Wo die Deutschen am meisten verdienen – und wo am wenigsten

Am meisten Geld verdienen Vollzeitarbeiter in Wolfsburg. (Bild: ddp images)

Im Schnitt haben im vergangenen Jahr alle Vollzeitbeschäftigten in Deutschland mehr verdient als im Vorjahr. Trotzdem gibt es regional große Unterschiede bei den Verdiensten. Lesen Sie hier, wo Arbeit viel Geld einbringt und wo vergleichsweise wenig.

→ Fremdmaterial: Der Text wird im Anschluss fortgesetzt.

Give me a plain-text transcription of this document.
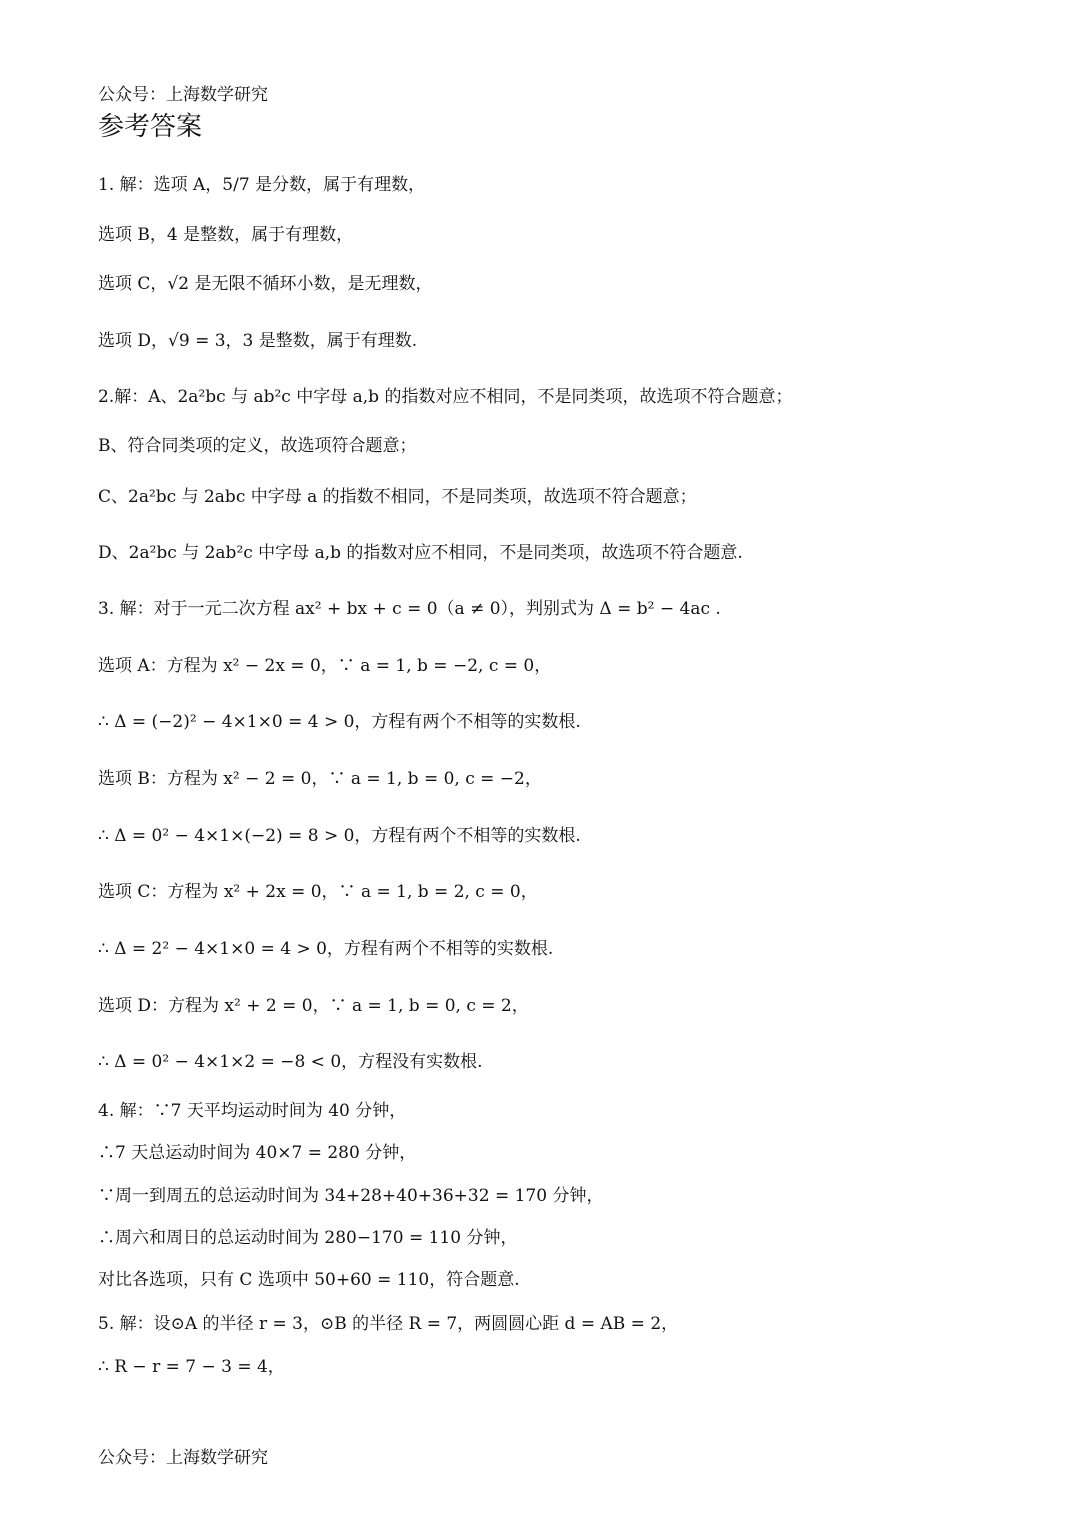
公众号：上海数学研究
参考答案
1. 解：选项 A，5/7 是分数，属于有理数，
选项 B，4 是整数，属于有理数，
选项 C，√2 是无限不循环小数，是无理数，
选项 D，√9 = 3，3 是整数，属于有理数.
2.解：A、2a²bc 与 ab²c 中字母 a,b 的指数对应不相同，不是同类项，故选项不符合题意；
B、符合同类项的定义，故选项符合题意；
C、2a²bc 与 2abc 中字母 a 的指数不相同，不是同类项，故选项不符合题意；
D、2a²bc 与 2ab²c 中字母 a,b 的指数对应不相同，不是同类项，故选项不符合题意.
3. 解：对于一元二次方程 ax² + bx + c = 0（a ≠ 0），判别式为 Δ = b² − 4ac .
选项 A：方程为 x² − 2x = 0，∵ a = 1, b = −2, c = 0，
∴ Δ = (−2)² − 4×1×0 = 4 > 0，方程有两个不相等的实数根.
选项 B：方程为 x² − 2 = 0，∵ a = 1, b = 0, c = −2，
∴ Δ = 0² − 4×1×(−2) = 8 > 0，方程有两个不相等的实数根.
选项 C：方程为 x² + 2x = 0，∵ a = 1, b = 2, c = 0，
∴ Δ = 2² − 4×1×0 = 4 > 0，方程有两个不相等的实数根.
选项 D：方程为 x² + 2 = 0，∵ a = 1, b = 0, c = 2，
∴ Δ = 0² − 4×1×2 = −8 < 0，方程没有实数根.
4. 解：∵7 天平均运动时间为 40 分钟，
∴7 天总运动时间为 40×7 = 280 分钟，
∵周一到周五的总运动时间为 34+28+40+36+32 = 170 分钟，
∴周六和周日的总运动时间为 280−170 = 110 分钟，
对比各选项，只有 C 选项中 50+60 = 110，符合题意.
5. 解：设⊙A 的半径 r = 3，⊙B 的半径 R = 7，两圆圆心距 d = AB = 2，
∴ R − r = 7 − 3 = 4，
公众号：上海数学研究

3137 Euro pro Monat beträgt das mittlere Einkommen, das Vollzeitarbeiter 2016 in Deutschland verdient haben. Immerhin 50 Euro mehr pro Monat sind das im Vergleich zum Vorjahr und damit schon ein Grund zur Freude. Am allermeisten freuen dürften sich aber die Menschen im niedersächsischen Wolfsburg, die die Lohntabelle laut “Bild am Sonntag” mit 4269 Euro im Monat klar anführen. Auf Platz zwei der lukrativsten Wohn- und Arbeitsorte: Erlangen in Bayern, wo der Durchschnittsverdienst bei Vollzeit bei 4095 Euro liegt. Platz drei geht an den Main-Taunus-Kreis in Hessen, in dem die Menschen 4051 Euro brutto pro Monat verdienen.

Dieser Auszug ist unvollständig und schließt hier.